Convert Array To Map
# Example we have class
class Employment {
String name;
}
# Usages
List<Employment> employmentList = ....;
Map<String, Employment> employments = employmentList.stream().collect(Collectors.toMap(Employment::getName, Function.identity()));
Merge Lists without duplications
//Example we have class
class CustomerLabel {
Long id
}
// to merge 2 list
List<CustomerLabel> listA = ...;
List<CustomerLabel> listB = ...;
List<CustomerLabel> merged = new ArrayList<>(
Stream.of(listA, listB)
.flatMap(List::stream)
.collect(Collectors.toMap(CustomerLabel::getId,
d -> d,
(CustomerLabel x, CustomerLabel y) -> x == null ? y : x))
.values());
Sum of a List
# Example we have class
class Sale {
Double totalDollar;
}
# Usages
List<Sale> sales = ....
Double sum = sales.stream().map(Sale::getTotalDollars).reduce(0d, Double::sum);
Calculate Average value
Double double = sales.stream()
.mapToDouble(WeightChange::getValue)
.average()
.orElse(Double.NaN);
Find Max Number in a List
List<Double> numbers = ...
Double max = numbers.stream().max(Double::compareTo).orElse(null);
Find Min Number in a List
List numbers = ...
Double min =numbers.stream().min(Double::compareTo).orElse(null);
Sort an Array of Object
As default, sort is ASC
List<Sale> sales = ...
List<User> sortedList = sales.stream().sort(Comparator.comparingDouble(Sale::getTotalDollar)).collect(Collectors.toList())
Find an element in a List
List<Sale> sales = ...
# find first Sale that have totalDollar > 100
Sale firstElement = sales.stream().filter((sale) -> sale.getTotalDollar() > 100).findFirst().orElse(null)
# find any Sale
Sale firstElement = sales.stream().filter((sale) -> sale.getTotalDollar() > 100).findAny().orElse(null)
Different between findFirst()
vs findAny()
findAny | findFirst |
return any element satisfying the filter, usually the first element in single-thread mode | always return the first element satisfying the filter |
in parallel mode, it is not guarantee return the first element | in parallel mode, it ensures to return the first element in the list |
Parallel mode
Replace .stream()
–> .parallelStream()
List<Integer> listOfNumbers = Arrays.asList(1, 2, 3, 4);
listOfNumbers.parallelStream()...
Note:
- The number of threads in the common pool is equal to the number of processor cores.
- To change thread pool size, add flag when start application:
-D java.util.concurrent.ForkJoinPool.common.parallelism=4
- Sometimes the overhead of managing threads, sources and results is a more expensive operation than doing the actual work.
- arrays can split cheaply and evenly, while LinkedList has none of these properties.

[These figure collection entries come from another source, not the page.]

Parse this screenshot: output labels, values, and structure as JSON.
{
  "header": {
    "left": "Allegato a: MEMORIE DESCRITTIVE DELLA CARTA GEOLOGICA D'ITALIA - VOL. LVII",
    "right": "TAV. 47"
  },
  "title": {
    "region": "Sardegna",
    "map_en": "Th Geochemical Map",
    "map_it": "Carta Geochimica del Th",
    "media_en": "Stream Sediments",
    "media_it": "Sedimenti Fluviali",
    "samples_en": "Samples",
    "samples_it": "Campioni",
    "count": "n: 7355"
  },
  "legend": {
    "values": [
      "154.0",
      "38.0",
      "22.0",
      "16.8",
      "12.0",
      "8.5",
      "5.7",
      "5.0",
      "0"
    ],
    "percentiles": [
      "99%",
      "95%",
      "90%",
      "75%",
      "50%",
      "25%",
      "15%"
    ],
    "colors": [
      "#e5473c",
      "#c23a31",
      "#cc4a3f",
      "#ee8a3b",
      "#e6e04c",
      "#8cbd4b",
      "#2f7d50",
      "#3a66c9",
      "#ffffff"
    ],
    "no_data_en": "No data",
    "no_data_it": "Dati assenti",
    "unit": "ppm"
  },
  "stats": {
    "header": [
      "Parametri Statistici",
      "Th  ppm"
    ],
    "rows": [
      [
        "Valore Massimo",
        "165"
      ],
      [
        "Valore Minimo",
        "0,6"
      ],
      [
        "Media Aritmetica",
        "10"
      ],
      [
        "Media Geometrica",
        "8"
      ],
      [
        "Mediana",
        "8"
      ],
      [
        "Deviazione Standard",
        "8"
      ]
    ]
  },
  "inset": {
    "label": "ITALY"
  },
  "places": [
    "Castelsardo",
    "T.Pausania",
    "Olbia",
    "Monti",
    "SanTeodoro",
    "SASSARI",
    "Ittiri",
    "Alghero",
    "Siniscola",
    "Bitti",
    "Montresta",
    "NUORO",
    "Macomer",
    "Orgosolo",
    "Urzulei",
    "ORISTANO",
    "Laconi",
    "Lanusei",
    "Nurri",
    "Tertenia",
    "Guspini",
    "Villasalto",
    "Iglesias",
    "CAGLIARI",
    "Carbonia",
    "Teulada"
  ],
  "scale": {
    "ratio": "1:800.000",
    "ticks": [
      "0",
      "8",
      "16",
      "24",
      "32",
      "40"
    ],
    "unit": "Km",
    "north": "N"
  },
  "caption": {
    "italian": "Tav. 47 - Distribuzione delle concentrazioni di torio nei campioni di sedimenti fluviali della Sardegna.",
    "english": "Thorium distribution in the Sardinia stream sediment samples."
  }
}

- TreeMap and HashSet split better than LinkedList but not as well as arrays.
- The merge operation is really cheap for some operations, such as reduction and addition
- merge operations like grouping to sets or maps can be quite expensive.
- As the number of computations increases, the data size required to get a performance boost from parallelism decreases.
- parallel streams cannot be considered as a magical performance booster. So, sequential streams should still be used as default during development.